Il rimosso del caso Mastella
Adesso che si è capito che il governo Prodi è caduto per iniziativa diretta della magistratura, forse è ora di ripristinare il filtro tra giustizia e politica voluto dai padri della Costituzione più bella del mondo
Il rimosso del caso Mastella non è certo il pittoresco, il familistico, il ceppalonico-beneventano, e nemmeno le lacrime di coccodrillo versate a nove anni dal fattaccio seguito da assoluzione, con richieste di scuse e risarcimento che non saranno esaudite, il rimosso è la caduta di governi e parlamenti per mano inquisitoriale (con il maggioritario, ribaltoni a parte, governi e parlamenti se ne andavano insieme, cosa che con il proporzionale non avviene, di regola). Si dirà che il governo Prodi nel 2008 era debole, Veltroni nuovo segretario del Pd incalzava dissimulando, lo stato maggiore dell’Ulivo era squinternato dalla solita battaglia dei capi eccetera. Giusto. Erano deboli anche il primo e il terzo governo Berlusconi, nessuno ha saputo padroneggiare le coalizioni del maggioritario, una volta Bossi una volta Fini, lo sappiamo. Eppure la morìa di governi e parlamenti, sindacature e altri luoghi esecutivi del potere centrale e locale, nonostante il voto popolare che li aveva prescelti, si è dovuta per vent’anni all’iniziativa squassante, spesso coronata da perfetto insuccesso in dibattimento processuale, di inquisitori zelanti. La debolezza politica della seconda Repubblica cosiddetta, e alla fine la sua morte cerebrale cui è succeduta l’èra delle coalizioni grandi e piccole, e anche qui ci hanno provato (vedi il caso Consip-Scafarto), aveva d’altra parte connessioni evidenti con le attività della magistratura d’assalto.
Per anni, allo scopo di dire una cosa vera che oltre tutto ci tornava utile nella polemica contro l’antiberlusconismo, qui abbiamo dato conto delle vere ragioni giudiziarie della caduta del governo Prodi (2006-2008) mentre la grande stampa d’informazione era distratta. Ora tutti lo riconoscono. Le dimissioni di Clemente Mastella da ministro della Giustizia (si noti: autore di una buona legge sulle intercettazioni), dopo l’arresto della moglie e l’incriminazione collettiva del suo giro di partito da parte della procura di Santa Maria Capua Vetere, e il conseguente sfratto del Professore e del parlamento eletto due anni prima, furono il prodotto diretto di un’alzata d’ingegno del pubblico ministero, diciamo così, che si è rivelata una bolla negli anni del processo e a sua conclusione.
Non risultano governi e Parlamenti europei rinviati a giudizio e condannati in simile modo.
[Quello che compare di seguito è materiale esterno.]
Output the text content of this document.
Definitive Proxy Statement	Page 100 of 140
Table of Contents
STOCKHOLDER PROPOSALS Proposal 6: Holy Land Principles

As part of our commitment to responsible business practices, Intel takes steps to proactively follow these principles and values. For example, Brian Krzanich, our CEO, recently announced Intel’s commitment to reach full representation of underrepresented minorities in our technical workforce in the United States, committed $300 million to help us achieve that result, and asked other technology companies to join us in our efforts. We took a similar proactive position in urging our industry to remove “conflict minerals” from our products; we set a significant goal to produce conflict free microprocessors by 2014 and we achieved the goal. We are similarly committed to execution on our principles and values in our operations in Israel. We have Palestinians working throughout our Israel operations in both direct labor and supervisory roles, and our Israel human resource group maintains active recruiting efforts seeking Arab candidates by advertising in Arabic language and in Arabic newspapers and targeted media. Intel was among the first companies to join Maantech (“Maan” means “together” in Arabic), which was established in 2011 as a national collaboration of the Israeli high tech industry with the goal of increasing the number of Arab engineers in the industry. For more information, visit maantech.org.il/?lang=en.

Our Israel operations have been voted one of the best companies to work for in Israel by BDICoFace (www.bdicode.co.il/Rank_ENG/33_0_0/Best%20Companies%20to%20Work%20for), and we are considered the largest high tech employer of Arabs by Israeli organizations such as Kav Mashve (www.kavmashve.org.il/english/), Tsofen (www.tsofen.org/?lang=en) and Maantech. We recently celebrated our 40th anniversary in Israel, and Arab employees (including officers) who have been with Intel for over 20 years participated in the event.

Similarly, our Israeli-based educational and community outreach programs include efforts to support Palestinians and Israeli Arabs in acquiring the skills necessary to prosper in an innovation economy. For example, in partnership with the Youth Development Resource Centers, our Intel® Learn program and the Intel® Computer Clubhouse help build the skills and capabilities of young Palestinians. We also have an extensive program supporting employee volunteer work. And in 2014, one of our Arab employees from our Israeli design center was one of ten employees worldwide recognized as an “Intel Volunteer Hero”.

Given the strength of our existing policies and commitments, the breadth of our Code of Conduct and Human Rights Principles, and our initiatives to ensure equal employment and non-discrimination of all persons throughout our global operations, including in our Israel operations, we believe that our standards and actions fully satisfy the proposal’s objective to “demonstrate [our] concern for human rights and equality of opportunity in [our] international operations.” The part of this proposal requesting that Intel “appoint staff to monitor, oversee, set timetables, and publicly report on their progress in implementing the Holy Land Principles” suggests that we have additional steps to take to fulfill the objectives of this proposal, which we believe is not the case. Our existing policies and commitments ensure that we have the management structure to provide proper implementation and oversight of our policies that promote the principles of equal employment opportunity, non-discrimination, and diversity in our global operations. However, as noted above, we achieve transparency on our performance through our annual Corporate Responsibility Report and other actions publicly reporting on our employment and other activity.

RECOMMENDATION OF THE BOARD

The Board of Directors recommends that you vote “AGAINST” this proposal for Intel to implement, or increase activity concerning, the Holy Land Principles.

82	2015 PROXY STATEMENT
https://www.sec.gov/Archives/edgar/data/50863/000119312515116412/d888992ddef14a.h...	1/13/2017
Il caso è solo italiano. Non è isolato, fu sistematico per tutta la durata dei governi maggioritari. Perfino Di Pietro ha ammesso che le implicazioni direttamente politiche delle inchieste del pool di Milano furono un fatto palese, sebbene per oltre vent’anni negato. Non sono bastate le candidature e le investiture a ministro, parlamentare, sindaco di illustri e meno illustri magistrati da prima pagina e da inchiesta reportage per vendicare il grido dei vecchi partiti: questi vogliono prendere il nostro posto, punto e basta. Non è bastato il notorio attivismo borrelliano all’insegna del “resistere! resistere! resistere!” per convincere i refrattari e i complici della torsione anticostituzionale in senso politico delle attività della magistratura. Forse adesso che si è capito come il governo Prodi è caduto, e per iniziativa diretta di chi, si capirà anche che il filtro tra giustizia e politica voluto dai padri della Costituzione più bella del mondo, il famoso articolo 68 della Costituzione, andrebbe semplicemente ripristinato. Meglio un sospetto di malaffare in circolazione che una sospetta sospensione della democrazia politica. Elementare, Watson.